Dilation is the most popular term, although not the most important, associated with childbirth.  Dilation is the process of the stretching or widening of the cervix, in order to accommodate the passageway of baby.  This is measured in centimeters, ranging from 1-10.  Until a woman is well into her third trimester, she should be 0 cm dilated and the number should gradually increase as labor progresses.  Supposedly, when a woman dilates, it feels similar to cramping and the contractions intensify.

A woman can choose to have an epidural around 4 cm and the window usually closes around 8 cm.  Again, according to my doula, women usually believe that 8 cm is the moment of extreme angst and pain, but she explained that the contractions do not intensify; the body just readies itself for the final stage in delivery.  As per my doctor's visit, I am only a "fingertip" dilated.  A woman is usually advised to go to the hospital around 4 cm or the cardinal rule of 5-1-1 (contractions are 5 minutes apart, lasting 1 minute, for a 1 hour duration).

As I previously mentioned, I have some work to do to help move my body along with the labor process.  My doula instructed me to walk at least twenty minutes a day and to perform 20 squats, and 20 lunges on each leg daily.  Since I have been on bed rest for two months, my muscles have greatly atrophied and prior to two weeks ago, I easily became short of breath.  Now, I have two weeks for my muscles to remember all of the hard work they accomplished prior to bed rest. 

And I almost forgot about my Red Raspberry Leaf Tea!  This tea is advisable for women to drink at the end of third trimester, as it is supposed to help strengthen the uterus for childbirth.  Red Raspberry Leaf Tea can be purchased at GNC, Whole Foods, or any natural market.  Like Popeye with his spinach, I am envisioning my uterus becoming so tough that it will eventually thrust out Baby J like a cannon ball. 

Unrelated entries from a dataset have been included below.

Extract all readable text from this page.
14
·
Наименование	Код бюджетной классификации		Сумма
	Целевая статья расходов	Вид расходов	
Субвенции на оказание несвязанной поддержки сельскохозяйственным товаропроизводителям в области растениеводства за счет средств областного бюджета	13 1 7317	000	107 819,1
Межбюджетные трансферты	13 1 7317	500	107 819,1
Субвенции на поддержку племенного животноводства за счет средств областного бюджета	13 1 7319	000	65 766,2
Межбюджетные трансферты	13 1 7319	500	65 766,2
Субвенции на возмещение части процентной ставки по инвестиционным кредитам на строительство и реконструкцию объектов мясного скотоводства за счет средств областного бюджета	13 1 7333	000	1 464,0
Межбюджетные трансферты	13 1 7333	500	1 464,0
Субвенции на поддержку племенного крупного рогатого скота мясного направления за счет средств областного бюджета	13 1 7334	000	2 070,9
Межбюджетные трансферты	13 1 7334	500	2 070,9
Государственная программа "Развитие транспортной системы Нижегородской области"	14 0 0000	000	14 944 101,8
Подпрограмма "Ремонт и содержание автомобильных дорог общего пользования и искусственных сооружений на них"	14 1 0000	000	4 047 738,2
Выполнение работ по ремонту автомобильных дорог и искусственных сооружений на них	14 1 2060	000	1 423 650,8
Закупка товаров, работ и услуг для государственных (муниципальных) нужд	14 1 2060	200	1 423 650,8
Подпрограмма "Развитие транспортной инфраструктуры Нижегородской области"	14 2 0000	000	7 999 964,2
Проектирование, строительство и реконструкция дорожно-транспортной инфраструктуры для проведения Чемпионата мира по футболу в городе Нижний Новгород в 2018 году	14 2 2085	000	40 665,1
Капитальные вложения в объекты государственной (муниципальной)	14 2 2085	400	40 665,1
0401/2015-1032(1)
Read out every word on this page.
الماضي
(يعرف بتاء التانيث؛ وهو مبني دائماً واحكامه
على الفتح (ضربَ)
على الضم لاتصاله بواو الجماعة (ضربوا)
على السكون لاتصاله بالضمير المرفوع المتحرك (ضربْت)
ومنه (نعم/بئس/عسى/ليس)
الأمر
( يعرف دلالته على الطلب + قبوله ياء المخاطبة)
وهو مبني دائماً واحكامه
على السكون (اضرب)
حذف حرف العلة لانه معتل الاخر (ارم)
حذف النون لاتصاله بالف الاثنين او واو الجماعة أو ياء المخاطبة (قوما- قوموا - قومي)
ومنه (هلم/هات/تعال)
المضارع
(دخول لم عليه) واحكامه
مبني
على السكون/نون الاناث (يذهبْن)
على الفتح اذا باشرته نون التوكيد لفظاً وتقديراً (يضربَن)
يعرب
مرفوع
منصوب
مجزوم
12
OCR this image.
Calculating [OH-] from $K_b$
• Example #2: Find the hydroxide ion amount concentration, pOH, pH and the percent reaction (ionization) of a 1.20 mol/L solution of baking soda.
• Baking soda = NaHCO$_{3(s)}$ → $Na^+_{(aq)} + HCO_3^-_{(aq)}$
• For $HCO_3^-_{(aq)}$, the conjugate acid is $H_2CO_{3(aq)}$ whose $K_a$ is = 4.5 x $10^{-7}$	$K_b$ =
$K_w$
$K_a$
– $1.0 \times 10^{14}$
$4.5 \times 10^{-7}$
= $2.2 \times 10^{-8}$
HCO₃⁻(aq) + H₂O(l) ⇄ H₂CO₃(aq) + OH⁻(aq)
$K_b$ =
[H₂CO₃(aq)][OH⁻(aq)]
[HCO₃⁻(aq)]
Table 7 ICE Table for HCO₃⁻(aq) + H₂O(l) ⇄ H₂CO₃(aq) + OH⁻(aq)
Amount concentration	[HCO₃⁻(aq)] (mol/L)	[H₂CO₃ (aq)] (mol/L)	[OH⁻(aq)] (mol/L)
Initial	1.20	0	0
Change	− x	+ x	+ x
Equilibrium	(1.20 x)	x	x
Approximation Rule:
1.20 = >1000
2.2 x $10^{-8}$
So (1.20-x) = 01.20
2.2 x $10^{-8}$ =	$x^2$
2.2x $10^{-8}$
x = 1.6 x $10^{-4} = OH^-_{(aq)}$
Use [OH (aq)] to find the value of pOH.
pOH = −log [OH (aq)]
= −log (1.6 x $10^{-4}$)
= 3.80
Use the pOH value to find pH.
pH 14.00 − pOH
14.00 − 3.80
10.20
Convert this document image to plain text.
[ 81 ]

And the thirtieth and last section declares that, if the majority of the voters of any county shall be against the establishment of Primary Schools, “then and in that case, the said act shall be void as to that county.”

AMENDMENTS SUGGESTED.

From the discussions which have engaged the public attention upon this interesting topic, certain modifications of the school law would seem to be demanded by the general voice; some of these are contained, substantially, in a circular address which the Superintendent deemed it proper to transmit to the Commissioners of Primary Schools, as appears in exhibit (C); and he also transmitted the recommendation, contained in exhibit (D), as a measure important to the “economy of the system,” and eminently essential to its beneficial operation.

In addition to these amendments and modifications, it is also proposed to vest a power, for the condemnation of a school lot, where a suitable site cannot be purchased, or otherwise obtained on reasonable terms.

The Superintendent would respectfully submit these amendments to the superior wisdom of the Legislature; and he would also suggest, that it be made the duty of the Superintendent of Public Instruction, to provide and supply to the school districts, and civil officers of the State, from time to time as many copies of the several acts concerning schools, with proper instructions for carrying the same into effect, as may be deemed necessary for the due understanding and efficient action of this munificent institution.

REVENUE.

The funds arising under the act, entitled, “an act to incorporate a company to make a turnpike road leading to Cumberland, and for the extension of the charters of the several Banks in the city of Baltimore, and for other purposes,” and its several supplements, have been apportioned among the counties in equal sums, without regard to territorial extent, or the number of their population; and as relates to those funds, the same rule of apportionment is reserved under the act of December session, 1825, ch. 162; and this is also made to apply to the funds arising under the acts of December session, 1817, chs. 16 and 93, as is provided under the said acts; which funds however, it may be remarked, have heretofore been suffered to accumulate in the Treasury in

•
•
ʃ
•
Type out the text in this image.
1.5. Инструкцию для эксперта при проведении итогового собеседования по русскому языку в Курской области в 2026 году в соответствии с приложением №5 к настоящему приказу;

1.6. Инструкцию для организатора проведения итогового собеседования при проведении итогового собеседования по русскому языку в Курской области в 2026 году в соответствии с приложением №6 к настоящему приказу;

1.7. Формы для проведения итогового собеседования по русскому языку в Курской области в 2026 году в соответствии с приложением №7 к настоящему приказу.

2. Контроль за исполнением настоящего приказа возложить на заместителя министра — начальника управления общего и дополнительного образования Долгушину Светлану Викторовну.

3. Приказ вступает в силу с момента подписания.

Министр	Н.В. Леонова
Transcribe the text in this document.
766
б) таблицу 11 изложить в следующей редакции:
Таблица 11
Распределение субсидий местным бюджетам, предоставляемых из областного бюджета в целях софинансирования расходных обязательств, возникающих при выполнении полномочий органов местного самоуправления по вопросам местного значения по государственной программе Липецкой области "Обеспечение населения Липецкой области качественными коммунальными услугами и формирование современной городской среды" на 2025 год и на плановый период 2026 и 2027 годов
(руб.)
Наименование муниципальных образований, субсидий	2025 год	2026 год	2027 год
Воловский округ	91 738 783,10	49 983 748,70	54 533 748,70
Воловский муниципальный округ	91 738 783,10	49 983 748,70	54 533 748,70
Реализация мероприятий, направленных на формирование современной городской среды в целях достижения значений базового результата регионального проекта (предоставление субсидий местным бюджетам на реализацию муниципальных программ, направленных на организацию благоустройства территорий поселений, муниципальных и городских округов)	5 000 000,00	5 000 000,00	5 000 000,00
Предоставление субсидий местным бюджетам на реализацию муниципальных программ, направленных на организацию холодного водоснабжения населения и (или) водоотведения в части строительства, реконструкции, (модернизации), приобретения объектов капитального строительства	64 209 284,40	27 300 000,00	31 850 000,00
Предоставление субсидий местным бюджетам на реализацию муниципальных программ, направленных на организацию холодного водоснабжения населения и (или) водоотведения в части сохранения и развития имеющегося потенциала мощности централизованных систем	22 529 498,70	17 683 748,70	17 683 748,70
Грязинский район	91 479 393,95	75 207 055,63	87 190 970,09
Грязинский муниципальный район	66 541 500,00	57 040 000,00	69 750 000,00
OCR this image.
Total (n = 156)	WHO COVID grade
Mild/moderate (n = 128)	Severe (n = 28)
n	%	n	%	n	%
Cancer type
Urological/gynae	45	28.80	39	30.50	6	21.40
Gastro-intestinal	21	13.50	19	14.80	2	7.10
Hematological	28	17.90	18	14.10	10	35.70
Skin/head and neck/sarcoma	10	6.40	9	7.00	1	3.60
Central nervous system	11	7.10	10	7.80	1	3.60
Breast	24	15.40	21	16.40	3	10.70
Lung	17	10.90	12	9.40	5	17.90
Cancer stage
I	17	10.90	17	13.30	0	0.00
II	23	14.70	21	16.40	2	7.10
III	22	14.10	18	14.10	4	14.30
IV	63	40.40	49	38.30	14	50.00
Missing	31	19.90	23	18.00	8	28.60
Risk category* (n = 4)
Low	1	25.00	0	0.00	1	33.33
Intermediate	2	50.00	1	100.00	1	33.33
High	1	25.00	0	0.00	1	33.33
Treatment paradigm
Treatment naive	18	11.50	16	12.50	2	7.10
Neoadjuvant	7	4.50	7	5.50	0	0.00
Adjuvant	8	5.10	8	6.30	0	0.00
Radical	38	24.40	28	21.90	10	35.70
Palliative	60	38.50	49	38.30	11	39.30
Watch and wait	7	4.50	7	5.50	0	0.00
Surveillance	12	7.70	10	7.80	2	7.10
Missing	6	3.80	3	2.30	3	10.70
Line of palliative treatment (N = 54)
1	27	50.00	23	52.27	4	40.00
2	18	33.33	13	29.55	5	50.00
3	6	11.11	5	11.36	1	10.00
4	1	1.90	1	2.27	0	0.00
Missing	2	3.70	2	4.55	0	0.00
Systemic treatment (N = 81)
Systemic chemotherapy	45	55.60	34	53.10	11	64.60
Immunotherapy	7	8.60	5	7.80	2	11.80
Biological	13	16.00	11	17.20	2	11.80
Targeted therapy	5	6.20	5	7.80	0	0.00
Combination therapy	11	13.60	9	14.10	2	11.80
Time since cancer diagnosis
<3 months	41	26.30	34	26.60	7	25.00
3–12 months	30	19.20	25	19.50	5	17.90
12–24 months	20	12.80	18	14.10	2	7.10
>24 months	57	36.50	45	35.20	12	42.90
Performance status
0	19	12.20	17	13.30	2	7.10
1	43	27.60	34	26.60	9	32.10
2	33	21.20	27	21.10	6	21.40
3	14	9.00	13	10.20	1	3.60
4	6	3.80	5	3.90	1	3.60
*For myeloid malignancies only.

So, preggers, as you near your due date and the vaginal intrusions begin, don’t forget to ask your doc about your B.E.D progression and whether there is anything you can do to assist in expediting this process.  As I have learned throughout my pregnancy, I am the best advocate for myself and for my baby.  I would highly encourage others to adopt this approach at the onset of pregnancy, since you are carrying and protecting your most valuable, treasured asset.